Es gilt sowohl das mündliche wie das schriftliche Wort, der Redner behält sich vor, auch stark vom Manuskript abzuweichen.
1. Die Schweiz im Weltmarkt
Wo heute von der Wirtschaft die Rede ist, hören Sie immer wieder Schlagworte, die beunruhigen.
Globalisierung, chinesischer Drache, Lohndruck, Auslagerung, Deindustrialisierung, Massenarbeitslosigkeit… Wer ehrlich ist, muss zugeben, dass er bei all diesen Wörtern zunächst Angst bekommt. Angst, nicht bestehen zu können. Angst, nicht überleben zu können. Angst, als Verlierer dazustehen.
Tatsächlich: Ganze Nationen mit niedrigen Löhnen, grossem Leistungswillen, gut ausgebildetem Personal, weniger Regulierung, mit sehr tiefen Steuern drängen auf die Weltmärkte. Es gilt einem ungeheuren Konkurrenzdruck zu begegnen. Die Wirtschaft blickt deshalb wie gebannt auf die Politik und die Politik wiederum blickt mindestens so gebannt auf die Wirtschaft.

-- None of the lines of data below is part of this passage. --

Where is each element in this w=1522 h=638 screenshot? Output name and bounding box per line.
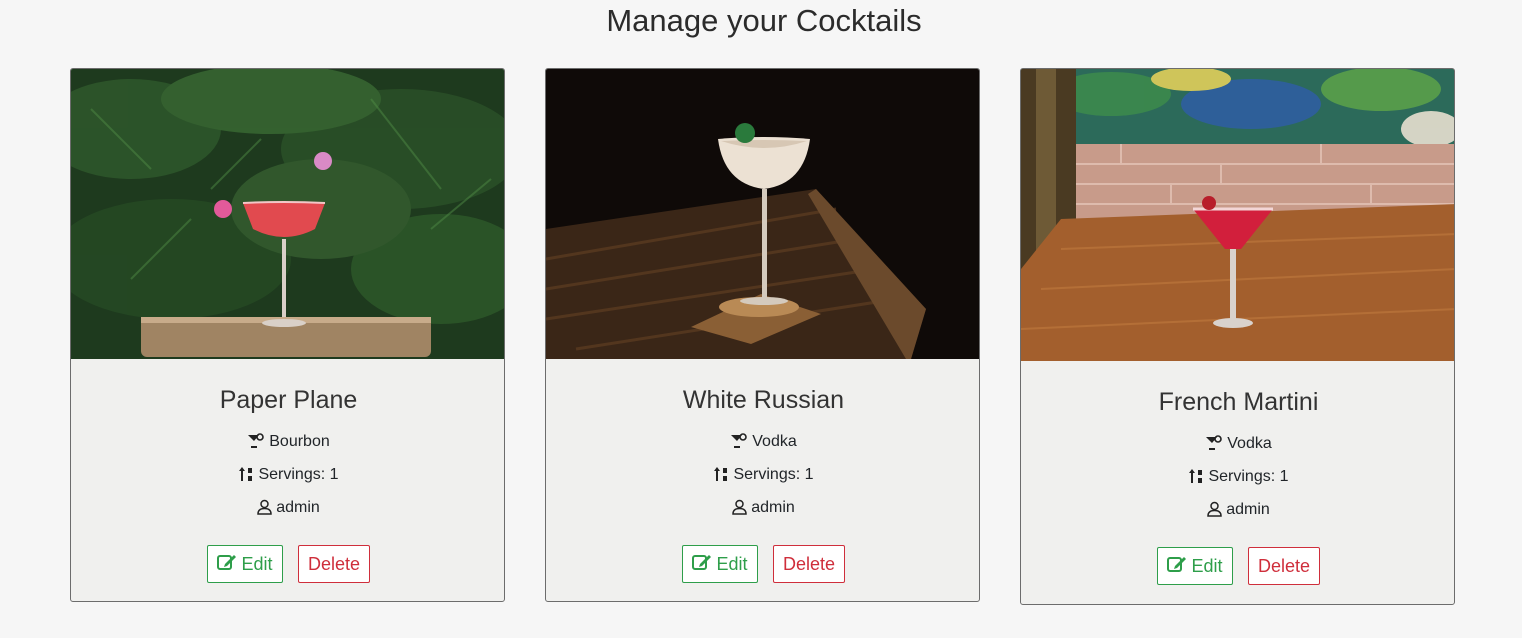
delete-button[interactable]: Delete	[298, 545, 370, 583]
spirit-row: Vodka	[1021, 429, 1454, 462]
author-row: admin	[1021, 495, 1454, 528]
author-label: admin	[751, 499, 795, 516]
cocktail-name: Paper Plane	[219, 386, 358, 414]
page: Manage your Cocktails Paper Plane Bourbo…	[0, 0, 1522, 638]
edit-icon	[692, 553, 712, 576]
author-row: admin	[546, 493, 979, 526]
user-icon	[1207, 498, 1222, 528]
card-actions: Edit Delete	[546, 545, 979, 583]
edit-button[interactable]: Edit	[1157, 547, 1233, 585]
spirit-label: Vodka	[752, 433, 797, 450]
cocktail-icon	[247, 430, 265, 460]
cocktail-card: French Martini Vodka Servings: 1 admin E…	[1020, 68, 1455, 605]
edit-label: Edit	[241, 553, 273, 574]
delete-button[interactable]: Delete	[773, 545, 845, 583]
card-body: White Russian Vodka Servings: 1 admin Ed…	[546, 359, 979, 583]
user-icon	[732, 496, 747, 526]
spirit-label: Vodka	[1227, 435, 1272, 452]
cocktail-icon	[1205, 432, 1223, 462]
sort-icon	[713, 463, 729, 493]
card-body: Paper Plane Bourbon Servings: 1 admin Ed…	[71, 359, 504, 583]
edit-button[interactable]: Edit	[682, 545, 758, 583]
cocktail-icon	[730, 430, 748, 460]
servings-row: Servings: 1	[546, 460, 979, 493]
cocktail-name: French Martini	[1158, 388, 1319, 416]
spirit-row: Vodka	[546, 427, 979, 460]
author-row: admin	[71, 493, 504, 526]
servings-row: Servings: 1	[71, 460, 504, 493]
cocktail-card: White Russian Vodka Servings: 1 admin Ed…	[545, 68, 980, 602]
cocktail-card: Paper Plane Bourbon Servings: 1 admin Ed…	[70, 68, 505, 602]
spirit-label: Bourbon	[269, 433, 330, 450]
card-actions: Edit Delete	[71, 545, 504, 583]
servings-label: Servings: 1	[733, 466, 814, 483]
edit-label: Edit	[716, 553, 748, 574]
sort-icon	[1188, 465, 1204, 495]
edit-icon	[217, 553, 237, 576]
cocktail-name: White Russian	[682, 386, 845, 414]
edit-button[interactable]: Edit	[207, 545, 283, 583]
page-title: Manage your Cocktails	[606, 3, 922, 38]
cocktail-image	[71, 69, 504, 359]
card-actions: Edit Delete	[1021, 547, 1454, 585]
servings-row: Servings: 1	[1021, 462, 1454, 495]
cocktail-image	[546, 69, 979, 359]
edit-icon	[1167, 555, 1187, 578]
cocktail-image	[1021, 69, 1454, 361]
servings-label: Servings: 1	[1208, 468, 1289, 485]
author-label: admin	[276, 499, 320, 516]
card-body: French Martini Vodka Servings: 1 admin E…	[1021, 361, 1454, 585]
delete-button[interactable]: Delete	[1248, 547, 1320, 585]
edit-label: Edit	[1191, 555, 1223, 576]
sort-icon	[238, 463, 254, 493]
servings-label: Servings: 1	[258, 466, 339, 483]
spirit-row: Bourbon	[71, 427, 504, 460]
author-label: admin	[1226, 501, 1270, 518]
user-icon	[257, 496, 272, 526]
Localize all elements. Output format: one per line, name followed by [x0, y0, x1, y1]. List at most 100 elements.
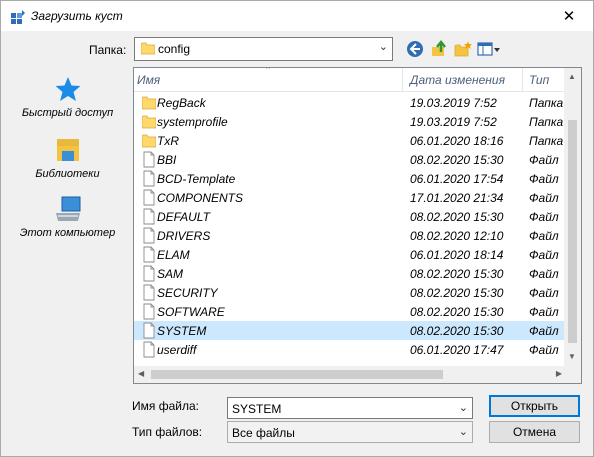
file-type: Папка — [529, 96, 564, 110]
file-name: systemprofile — [157, 115, 228, 129]
file-row[interactable]: COMPONENTS 17.01.2020 21:34 Файл — [134, 188, 566, 207]
file-icon — [143, 303, 155, 320]
file-type: Файл — [529, 267, 559, 281]
file-date: 08.02.2020 15:30 — [410, 305, 504, 319]
file-row[interactable]: SYSTEM 08.02.2020 15:30 Файл — [134, 321, 566, 340]
scroll-thumb[interactable] — [151, 370, 443, 379]
place-quick-access[interactable]: Быстрый доступ — [7, 75, 128, 131]
file-name: BBI — [157, 153, 177, 167]
folder-select[interactable]: config ⌄ — [134, 37, 393, 61]
file-type: Файл — [529, 153, 559, 167]
chevron-down-icon[interactable]: ⌄ — [459, 401, 468, 414]
up-folder-icon[interactable] — [429, 39, 449, 59]
column-date[interactable]: Дата изменения — [410, 73, 505, 87]
view-menu-icon[interactable] — [477, 39, 501, 59]
sort-ascending-icon: ⌃ — [264, 67, 272, 75]
file-row[interactable]: DEFAULT 08.02.2020 15:30 Файл — [134, 207, 566, 226]
file-date: 08.02.2020 15:30 — [410, 267, 504, 281]
scroll-right-icon[interactable]: ▶ — [556, 369, 562, 378]
file-icon — [143, 189, 155, 206]
scroll-left-icon[interactable]: ◀ — [138, 369, 144, 378]
scroll-corner — [564, 366, 581, 383]
folder-value: config — [158, 42, 191, 56]
place-this-pc[interactable]: Этот компьютер — [7, 195, 128, 251]
file-row[interactable]: RegBack 19.03.2019 7:52 Папка — [134, 93, 566, 112]
filename-combo[interactable]: SYSTEM ⌄ — [227, 397, 473, 419]
chevron-down-icon: ⌄ — [458, 426, 468, 438]
scroll-down-icon[interactable]: ▼ — [568, 352, 576, 361]
column-type[interactable]: Тип — [529, 73, 549, 87]
file-icon — [143, 227, 155, 244]
file-icon — [143, 341, 155, 358]
file-row[interactable]: BCD-Template 06.01.2020 17:54 Файл — [134, 169, 566, 188]
column-divider[interactable] — [402, 68, 403, 92]
registry-icon — [11, 10, 25, 24]
file-type: Файл — [529, 324, 559, 338]
file-row[interactable]: SAM 08.02.2020 15:30 Файл — [134, 264, 566, 283]
file-name: BCD-Template — [157, 172, 236, 186]
file-list[interactable]: ⌃ Имя Дата изменения Тип RegBack 19.03.20… — [133, 67, 582, 384]
file-row[interactable]: SOFTWARE 08.02.2020 15:30 Файл — [134, 302, 566, 321]
file-type: Папка — [529, 115, 564, 129]
column-name[interactable]: Имя — [137, 73, 160, 87]
file-date: 06.01.2020 17:47 — [410, 343, 504, 357]
file-name: RegBack — [157, 96, 206, 110]
place-libraries[interactable]: Библиотеки — [7, 136, 128, 192]
column-divider[interactable] — [522, 68, 523, 92]
file-icon — [143, 170, 155, 187]
file-date: 08.02.2020 15:30 — [410, 210, 504, 224]
vertical-scrollbar[interactable]: ▲ ▼ — [564, 68, 581, 367]
file-icon — [143, 284, 155, 301]
file-type: Файл — [529, 286, 559, 300]
horizontal-scrollbar[interactable]: ◀ ▶ — [134, 366, 566, 383]
file-icon — [143, 208, 155, 225]
cancel-button[interactable]: Отмена — [489, 421, 580, 443]
file-type: Файл — [529, 305, 559, 319]
file-name: SOFTWARE — [157, 305, 225, 319]
open-button[interactable]: Открыть — [489, 395, 580, 417]
file-type: Файл — [529, 191, 559, 205]
back-icon[interactable] — [405, 39, 425, 59]
file-name: ELAM — [157, 248, 190, 262]
scroll-up-icon[interactable]: ▲ — [568, 72, 576, 81]
file-name: COMPONENTS — [157, 191, 244, 205]
filetype-label: Тип файлов: — [132, 425, 203, 439]
file-type: Папка — [529, 134, 564, 148]
folder-icon — [141, 42, 155, 55]
computer-icon — [55, 196, 80, 221]
filetype-select[interactable]: Все файлы ⌄ — [227, 421, 473, 443]
file-date: 08.02.2020 12:10 — [410, 229, 504, 243]
file-date: 19.03.2019 7:52 — [410, 96, 497, 110]
file-row[interactable]: SECURITY 08.02.2020 15:30 Файл — [134, 283, 566, 302]
title-bar[interactable]: Загрузить куст ✕ — [1, 1, 593, 31]
file-row[interactable]: userdiff 06.01.2020 17:47 Файл — [134, 340, 566, 359]
file-icon — [143, 265, 155, 282]
file-date: 08.02.2020 15:30 — [410, 286, 504, 300]
file-row[interactable]: BBI 08.02.2020 15:30 Файл — [134, 150, 566, 169]
window-title: Загрузить куст — [31, 9, 123, 23]
file-row[interactable]: TxR 06.01.2020 18:16 Папка — [134, 131, 566, 150]
libraries-icon — [56, 139, 79, 161]
file-type: Файл — [529, 229, 559, 243]
file-type: Файл — [529, 210, 559, 224]
folder-icon — [142, 96, 156, 110]
folder-icon — [142, 134, 156, 148]
file-row[interactable]: systemprofile 19.03.2019 7:52 Папка — [134, 112, 566, 131]
scroll-thumb[interactable] — [568, 120, 577, 343]
file-type: Файл — [529, 172, 559, 186]
new-folder-icon[interactable] — [453, 39, 473, 59]
close-button[interactable]: ✕ — [559, 9, 579, 25]
folder-label: Папка: — [89, 43, 127, 57]
star-icon — [55, 77, 80, 101]
file-type: Файл — [529, 343, 559, 357]
file-date: 06.01.2020 18:14 — [410, 248, 504, 262]
chevron-down-icon: ⌄ — [378, 41, 388, 53]
file-row[interactable]: DRIVERS 08.02.2020 12:10 Файл — [134, 226, 566, 245]
place-label: Этот компьютер — [19, 227, 116, 239]
file-name: SYSTEM — [157, 324, 207, 338]
file-icon — [143, 246, 155, 263]
file-row[interactable]: ELAM 06.01.2020 18:14 Файл — [134, 245, 566, 264]
filename-label: Имя файла: — [132, 399, 199, 413]
place-label: Быстрый доступ — [21, 107, 114, 119]
file-date: 08.02.2020 15:30 — [410, 324, 504, 338]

Doch für einen Unternehmer ist die bange Frage: „Kann ich mit meinem Unternehmen, mit meinen Produkten, mit meinen Kosten, mit meinem Marketing vor der Konkurrenz bestehen?“ keine neue Frage. Für einen Unternehmer ist die Frage nach seiner Konkurrenzfähigkeit eine alltägliche Frage. Und nur schlechte Unternehmer stellen sich solche existenziellen Fragen nicht andauernd. Meine persönliche Erfahrung zeigt: Der Unternehmer steht mit den Fragen, die sein Unternehmen in seiner Existenz betreffen, stets allein. Das ist die Einsamkeit jener Menschen, die Verantwortung tragen müssen. Um diese Einsamkeit kommen Sie nicht herum, wenn es an Ihnen liegt, Entscheidungen zu treffen.
Wie sollen wir, wie soll ein Unternehmer dem globalen Wettbewerb begegnen?

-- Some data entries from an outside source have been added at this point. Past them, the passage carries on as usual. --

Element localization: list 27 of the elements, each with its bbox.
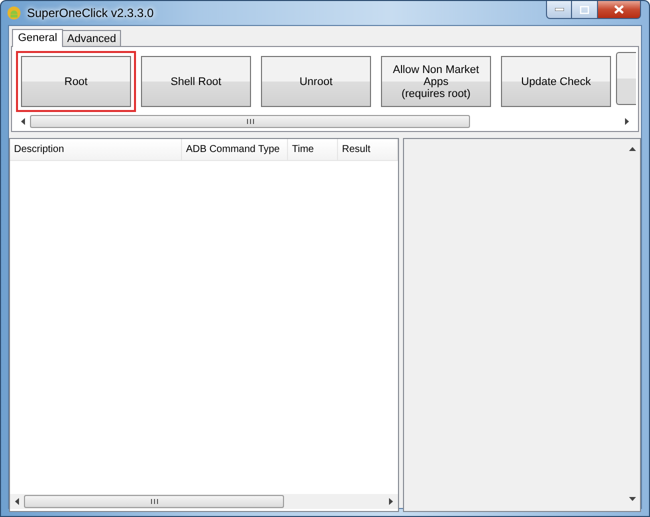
- minimize-icon: [554, 8, 564, 11]
- scrollbar-thumb[interactable]: [30, 115, 470, 128]
- scroll-right-icon[interactable]: [625, 118, 629, 125]
- minimize-button[interactable]: [546, 1, 572, 19]
- scroll-left-icon[interactable]: [15, 498, 19, 505]
- grip-icon: [246, 119, 254, 124]
- close-icon: [614, 5, 624, 14]
- grip-icon: [150, 499, 158, 504]
- column-header[interactable]: Result: [338, 139, 398, 160]
- scroll-down-icon[interactable]: [629, 497, 636, 501]
- column-header[interactable]: Time: [288, 139, 338, 160]
- maximize-icon: [580, 6, 589, 14]
- action-button[interactable]: [616, 52, 636, 105]
- column-header[interactable]: Description: [10, 139, 182, 160]
- scroll-up-icon[interactable]: [629, 147, 636, 151]
- scroll-right-icon[interactable]: [389, 498, 393, 505]
- tab[interactable]: General: [12, 29, 64, 47]
- android-icon: [7, 6, 21, 20]
- scroll-left-icon[interactable]: [21, 118, 25, 125]
- scrollbar-thumb[interactable]: [24, 495, 284, 508]
- maximize-button[interactable]: [572, 1, 598, 19]
- column-header[interactable]: ADB Command Type: [182, 139, 288, 160]
- action-button[interactable]: Root: [16, 51, 136, 112]
- tab[interactable]: Advanced: [62, 30, 122, 46]
- horizontal-scrollbar[interactable]: [10, 494, 398, 509]
- close-button[interactable]: [598, 1, 641, 19]
- window-title: SuperOneClick v2.3.3.0: [27, 6, 154, 20]
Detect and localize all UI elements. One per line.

Die grosse Gefahr ist, dass man die besseren Bedingungen der Konkurrenz (seien es tiefere Lohnkosten, weniger Regulierung, niedrigere Steuern etc.) überschätzt und damit auch deren Einfluss auf den Erfolg. Die erste Reaktion lautet deshalb häufig: Ich will die gleichen Bedingungen, ich verlege meine Produktion in jene Länder, wo so gute Bedingungen vorherrschen. Oft sieht man in der Auslagerung sogar die einzige Überlebenschance für einen Betrieb. Vielfach blendet man jedoch andere, schlechte Bedingungen, gerade von Billiglohnländern, aus. Es mag schon Situationen geben, wo man nur noch ein billiges Massenprodukt im eigenen Betrieb hat und darum die Auslagerung die einzige Möglichkeit ist. Aber ist dies die Regel?
2. Und die Baubranche?
Sie könnten sich jetzt als Vertreter der Bauwirtschaft zufrieden zurücklehnen und sagen: Aber was hat die Verlagerung von Arbeit und Arbeitern mit mir zu tun? Häuser müssen doch immer noch hier gebaut werden – und nicht in China. Das stimmt. Allerdings kann sich auch Ihre Branche nicht der globalen Entwicklung entziehen. Nur hat die Liberalisierung bei Ihnen schon Jahre früher eingesetzt. Sie ist Ihnen vertrauter als anderen Wirtschaftszweigen. Es ist für Sie seit langem ganz selbstverständlich, dass bei grösseren Bauvolumen auch ausländische Mitbewerber auftreten. Bei öffentlichen Ausschreibungen sind ganz konkrete juristische Vorgaben einzuhalten. Dass heute eine österreichische Firma massgeblich am NEAT-Bau beteiligt ist, zeigt, dass selbst hier nicht automatisch Schweizerfirmen bauen. Diese frühen Liberalisierungen und der hohe Konkurrenzdruck haben übrigens dazu geführt, dass gerade die Bauwirtschaft den Vergleich mit den umliegenden Nachbarländern nicht zu scheuen braucht.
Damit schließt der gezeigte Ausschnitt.